Jerry was a sweet, loving soul, with just a "little" touch of crazy. As a puppy, if you looked her in the eye she would jump on you and ply with her little needle teeth. We quickly learned that she was terrified of thunderstorms; once she got locked in the upstairs bathroom mid-storm and tried to chew through the door to escape. My brother would oftentimes put her in his bedroom closet during a storm, where she wasn't as affected, and lay down on the floor with her to keep her calm. She would not respond to calling her name, and would certainly *not* do any tricks for treats. In her younger days, she would try to escape the house at every angle, not really having somewhere to go but just wanting to prove that she could do it and take off before you could grab her. Even as recently as a month ago, she got out of my parent's cottage out the front door and stood in the front yard, proud of herself.
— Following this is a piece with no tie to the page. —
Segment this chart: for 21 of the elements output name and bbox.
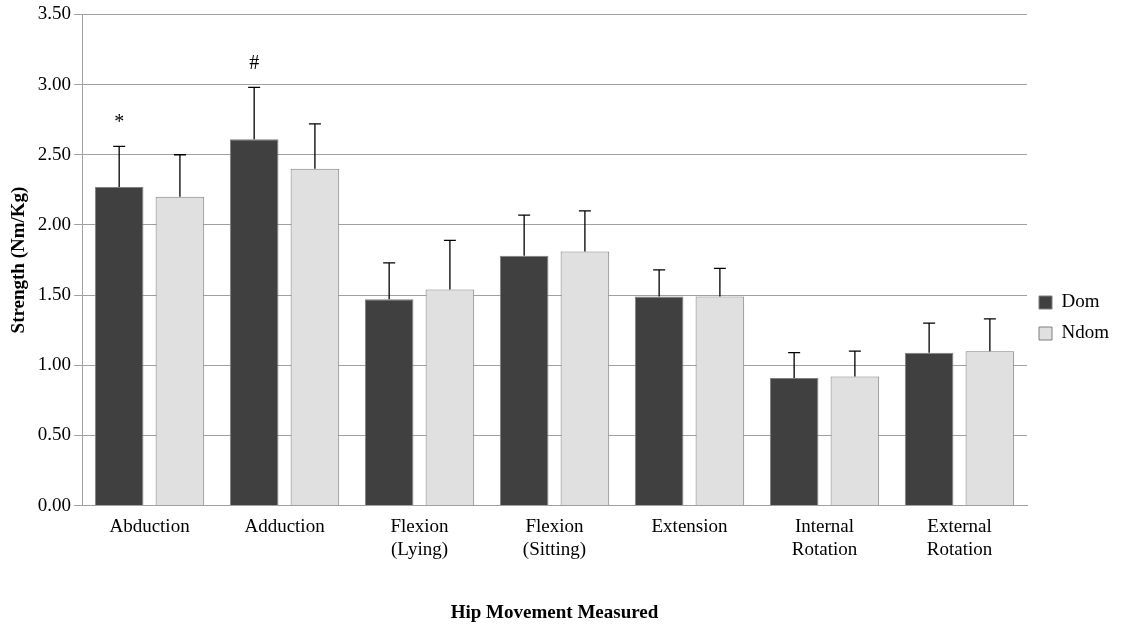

It was difficult to take her anywhere without being restrained, as she always wanted to "climb up front and drive." She enjoyed her stuffed toys, especially her pink "purse," and wasn't satisfied with a toy until it was "de-squeaked." She also was possessive with her toys, often refusing to share with Benny and kicking his butt if he dared take one without her permission. She was relentless in her pursuits of happiness; she would bang on the door if she was outside and we were inside, eating a pizza. Once or twice, she even jumped off the deck and into the backyard. We learned to not talk to her from the yard if she was on the deck, because she'd get tired of listening and jump just to be with you. More than once, she made a snack out of my parent's Adirondack chairs from LL Bean. My dad actually made a template for replacement arms since the two of them loved chewing on them so much.
She thought the world of my brother, and my brother thought the world of her. We used to joke that Brian would take Jerry to his prom, but of course he didn't. However, no one let her in on the joke and she sulked on his bed on prom night. She loved my father fiercely; I believe that he was her most favorite human of all. Dad would play with her for hours, and pet her until she was satisfied. (Which was never...she always wanted more) They even had their own game of Hide and Seek, and she really would go looking for him! If he wasn't paying her enough attention, she would give his elbow a little "nip" as if to say "Pay attention to me!" Yes, this dog certainly had her own agenda right to the end of her days, choosing to pass away at home, surrounded by her family, and Ben and my dog, Joey. She went on her own terms, not making anyone have to make the decision for her.
Rest in Peace, Geraldine-Beauty Queen. We will love you and miss you, always.